The radiometric temporal and spatial signature of the Salar was characterized at microwave frequencies using data from the AMSR-E on-board Aqua previously to SMOS launch. AMSR-E is a multichannel passive microwave instrument launched in 2002, which measures brightness temperatures at five frequencies in the range of 6.9 to 89 GHz (incidence angle 55◦). Analysis of AMSR-E data at 6.9, 10 and 18 GHz showed that microwave emissivity over the Salar is spatially homogeneous. Temporal analysis of brightness temperature shows that at vertical polarization is basically dependent on soil temperature and that emissivity remains high and constant during the dry period (emissivity 0.93-0.94).
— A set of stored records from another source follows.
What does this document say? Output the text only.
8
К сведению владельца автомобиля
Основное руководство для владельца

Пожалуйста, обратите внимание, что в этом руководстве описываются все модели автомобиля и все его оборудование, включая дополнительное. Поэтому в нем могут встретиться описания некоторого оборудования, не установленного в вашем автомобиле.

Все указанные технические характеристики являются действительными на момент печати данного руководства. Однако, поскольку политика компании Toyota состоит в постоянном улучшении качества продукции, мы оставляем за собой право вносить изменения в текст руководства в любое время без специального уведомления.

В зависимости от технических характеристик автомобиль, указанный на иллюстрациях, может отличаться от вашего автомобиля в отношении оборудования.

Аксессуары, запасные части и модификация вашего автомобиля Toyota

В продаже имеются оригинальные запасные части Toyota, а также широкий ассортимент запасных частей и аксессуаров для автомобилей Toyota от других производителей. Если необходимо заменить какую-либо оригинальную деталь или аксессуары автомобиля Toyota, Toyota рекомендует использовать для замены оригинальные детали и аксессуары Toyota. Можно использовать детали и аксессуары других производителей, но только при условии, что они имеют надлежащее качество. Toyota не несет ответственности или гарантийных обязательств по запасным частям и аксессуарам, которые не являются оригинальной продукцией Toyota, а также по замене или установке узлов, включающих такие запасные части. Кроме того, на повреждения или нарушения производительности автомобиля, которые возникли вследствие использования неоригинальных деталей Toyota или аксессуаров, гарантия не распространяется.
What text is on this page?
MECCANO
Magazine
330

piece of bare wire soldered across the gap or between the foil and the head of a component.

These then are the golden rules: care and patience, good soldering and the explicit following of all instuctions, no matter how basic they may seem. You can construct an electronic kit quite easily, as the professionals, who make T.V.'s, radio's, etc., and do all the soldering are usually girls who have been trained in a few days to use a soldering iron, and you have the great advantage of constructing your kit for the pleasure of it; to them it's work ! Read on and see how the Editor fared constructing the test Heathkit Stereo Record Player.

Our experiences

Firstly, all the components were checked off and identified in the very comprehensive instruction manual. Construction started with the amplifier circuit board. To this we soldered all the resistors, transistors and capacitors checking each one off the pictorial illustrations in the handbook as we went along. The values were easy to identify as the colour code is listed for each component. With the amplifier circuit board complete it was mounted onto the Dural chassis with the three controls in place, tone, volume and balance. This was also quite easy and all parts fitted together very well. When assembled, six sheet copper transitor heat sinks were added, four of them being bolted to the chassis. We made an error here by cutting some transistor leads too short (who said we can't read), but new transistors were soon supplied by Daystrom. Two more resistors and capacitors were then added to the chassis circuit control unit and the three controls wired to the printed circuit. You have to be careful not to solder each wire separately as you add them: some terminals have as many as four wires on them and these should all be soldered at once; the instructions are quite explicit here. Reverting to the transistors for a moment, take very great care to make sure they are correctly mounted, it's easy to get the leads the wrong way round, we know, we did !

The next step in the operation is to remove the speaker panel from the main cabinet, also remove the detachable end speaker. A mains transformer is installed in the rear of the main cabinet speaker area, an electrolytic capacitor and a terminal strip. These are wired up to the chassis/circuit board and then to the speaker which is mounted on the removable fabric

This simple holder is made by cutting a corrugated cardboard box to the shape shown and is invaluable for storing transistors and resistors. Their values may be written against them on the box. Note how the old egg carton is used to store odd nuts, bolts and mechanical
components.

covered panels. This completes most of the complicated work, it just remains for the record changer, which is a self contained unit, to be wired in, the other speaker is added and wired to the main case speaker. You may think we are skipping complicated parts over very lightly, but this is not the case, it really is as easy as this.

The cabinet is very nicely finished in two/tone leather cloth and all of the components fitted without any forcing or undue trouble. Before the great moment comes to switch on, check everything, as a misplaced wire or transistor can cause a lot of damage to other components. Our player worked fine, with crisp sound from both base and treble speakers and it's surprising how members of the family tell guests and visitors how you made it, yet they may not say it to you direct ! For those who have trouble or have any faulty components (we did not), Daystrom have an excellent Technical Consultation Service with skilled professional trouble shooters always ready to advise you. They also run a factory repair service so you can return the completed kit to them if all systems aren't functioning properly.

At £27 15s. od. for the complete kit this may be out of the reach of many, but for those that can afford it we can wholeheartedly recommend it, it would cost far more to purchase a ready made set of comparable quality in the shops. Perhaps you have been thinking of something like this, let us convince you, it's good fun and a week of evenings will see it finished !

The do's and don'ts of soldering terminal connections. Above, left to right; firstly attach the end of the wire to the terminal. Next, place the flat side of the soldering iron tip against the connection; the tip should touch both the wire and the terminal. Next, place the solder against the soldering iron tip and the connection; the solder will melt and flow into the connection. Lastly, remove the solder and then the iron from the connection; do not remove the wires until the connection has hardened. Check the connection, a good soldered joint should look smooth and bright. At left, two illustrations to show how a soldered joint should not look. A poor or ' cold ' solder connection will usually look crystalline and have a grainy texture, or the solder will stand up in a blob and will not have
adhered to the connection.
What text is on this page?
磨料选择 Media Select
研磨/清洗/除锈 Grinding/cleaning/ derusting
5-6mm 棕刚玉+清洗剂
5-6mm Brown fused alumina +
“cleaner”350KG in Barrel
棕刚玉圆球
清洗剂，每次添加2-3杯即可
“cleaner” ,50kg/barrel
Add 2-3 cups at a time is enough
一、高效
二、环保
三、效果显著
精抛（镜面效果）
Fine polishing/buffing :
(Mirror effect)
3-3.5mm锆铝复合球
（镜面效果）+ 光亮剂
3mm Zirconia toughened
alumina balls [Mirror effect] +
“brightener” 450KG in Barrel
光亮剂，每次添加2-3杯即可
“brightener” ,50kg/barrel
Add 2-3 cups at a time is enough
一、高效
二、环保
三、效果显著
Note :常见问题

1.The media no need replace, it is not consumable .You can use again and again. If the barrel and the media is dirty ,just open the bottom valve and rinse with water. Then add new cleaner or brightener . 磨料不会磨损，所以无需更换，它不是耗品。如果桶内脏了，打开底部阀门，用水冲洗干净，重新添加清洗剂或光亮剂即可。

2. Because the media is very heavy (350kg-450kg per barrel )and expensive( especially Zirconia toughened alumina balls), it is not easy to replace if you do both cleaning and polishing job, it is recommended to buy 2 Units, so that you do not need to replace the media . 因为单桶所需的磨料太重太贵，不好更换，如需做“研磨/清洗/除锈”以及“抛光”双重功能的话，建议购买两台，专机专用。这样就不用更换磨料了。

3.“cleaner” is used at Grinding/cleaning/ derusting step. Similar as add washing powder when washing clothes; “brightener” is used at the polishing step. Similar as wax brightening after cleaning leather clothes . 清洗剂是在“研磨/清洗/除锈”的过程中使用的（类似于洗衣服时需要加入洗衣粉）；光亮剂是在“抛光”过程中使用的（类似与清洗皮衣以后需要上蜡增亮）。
Vertically polarised brightness temperature at 6.9GHz was simulated with annual rmse of 1.1K.
In this context, the aim of this study is to use the Salar for SMOS L1c brightness temperature vicarious calibration and for the validation of the SMOS L2 retrieved dielectric constant.
It was found that SMOS BT brightness temperature was homogeneous over the Salar. The impact of pure and mixed measurements in Full Polarisation mode on the angular signature was assessed. It is shown that ’mixed’ measurements are more noisy than ’pure’ measurements. This is expected because of the lower integration time for ’mixed’ measurements. However, ’mixed’ measurements do not seem to induce any bias in the angular signature.
Both SMOS L1c BT_browse and L2 BT_TOA are very similar during the dry season, which validates the inversion algorithm approach. The relationship between emissivity and dielectric constant is very similar to the theoretical relationship calculated from Fresnel reflections coefficients on dry season. However, during the wet season the algorithm is not able to estimate the dielectric constant.